Turkey wants to establish a so-called "safe zone" along the Syria border with the intent of resettling millions of Syrian refugees. The country views Kurdish soverneigty as a threat and is wary of the People's Protection Units, or YPG, because of their ties to the Kurdistan Worker's Party that Turkey and the US consider a terrorist organization.

So far, the sanctions seem to be having little effect on Turkey, either militarily or economically, although the US has threatened further sanctions and called for an immediate ceasefire.

According to The Financial Times, the Turkish Lira was actually up against the dollar on Tuesday after sanctions - including a return to 50% tariffs on Turkey's steel exports and stopping "a $100bn trade deal" between the two countries - took effect.

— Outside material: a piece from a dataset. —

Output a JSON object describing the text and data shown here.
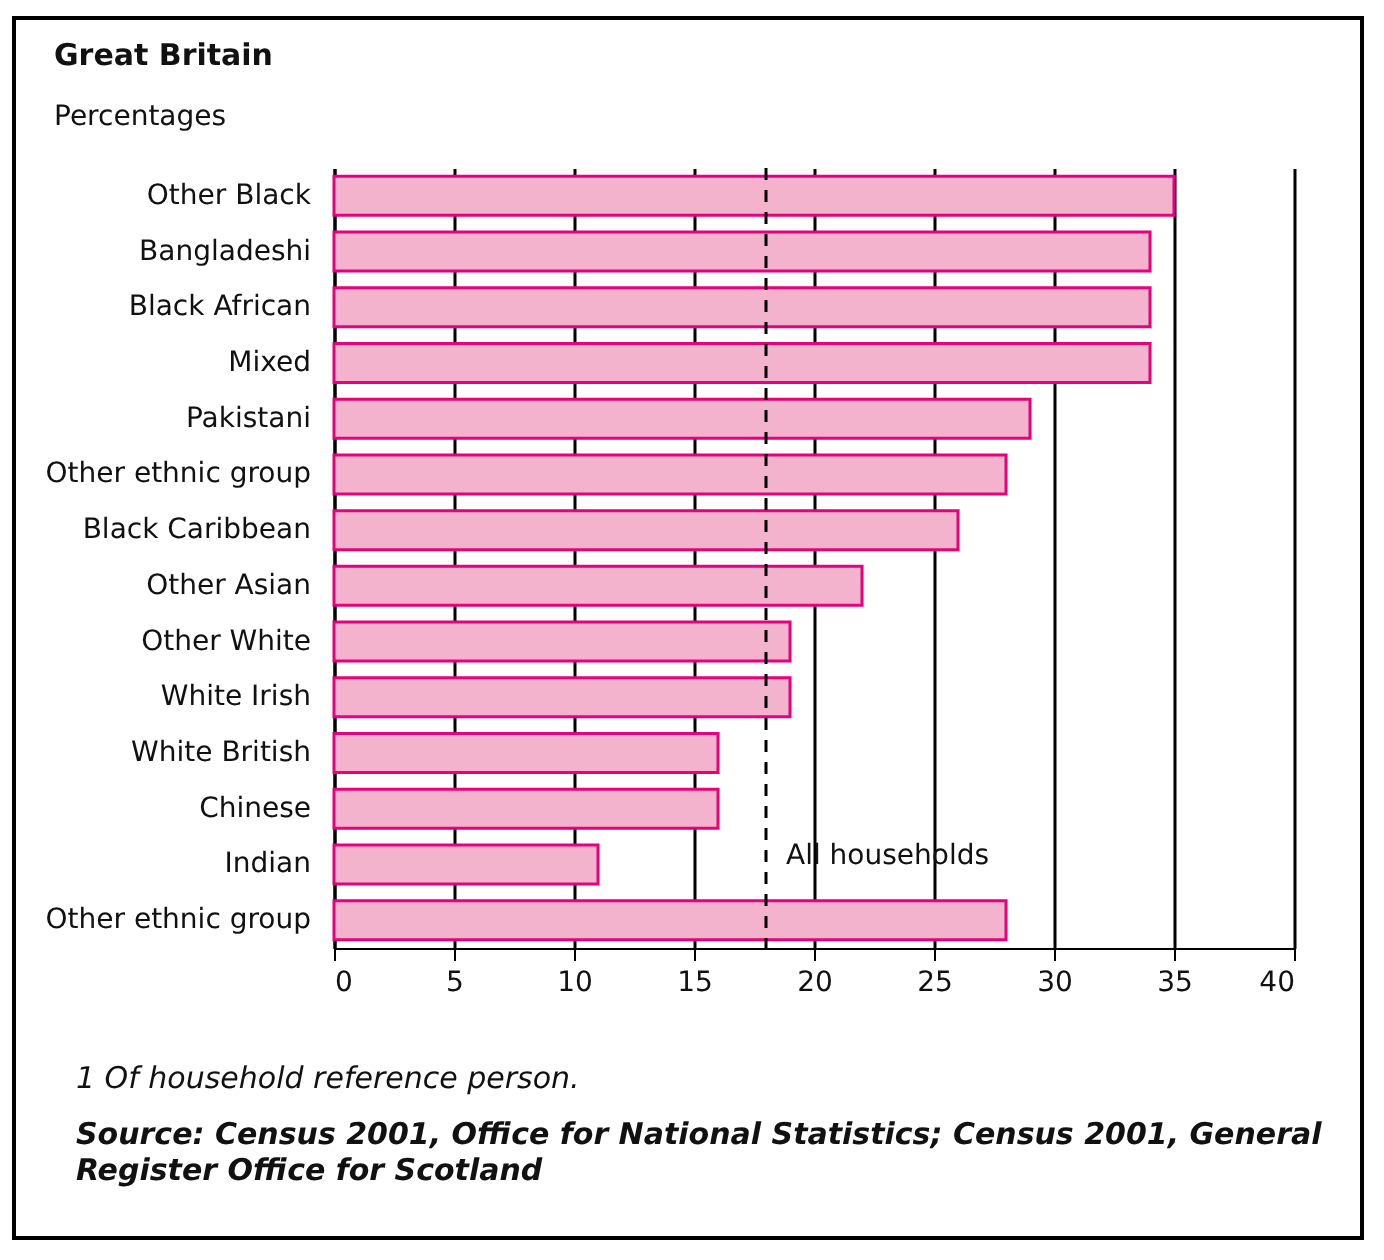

Maryland Sen. Chris Van Hollen, a Democrat who along with Sen. Lindsey Grahan (R-S.C.) suggested much stronger sanctions against Erdogan and the Turkish military last week, called Trump's sanctions "pathetic," adding that Trump still plans to meet Erdogan in November. According to the Department of Commerce, Turkey's steel exports to all countries only account for 7.6% of its total exports, and the US market made up 5% of Turkey's steel export sales.

But it's unclear if further sanctions will stop Turkey's invasion, as Aaron Stein, director of the Middle East program at the Foreign Policy Research Institute told Reuters.

"The only thing that will stop them is if the regime or the Russians move in significant numbers to where they stop."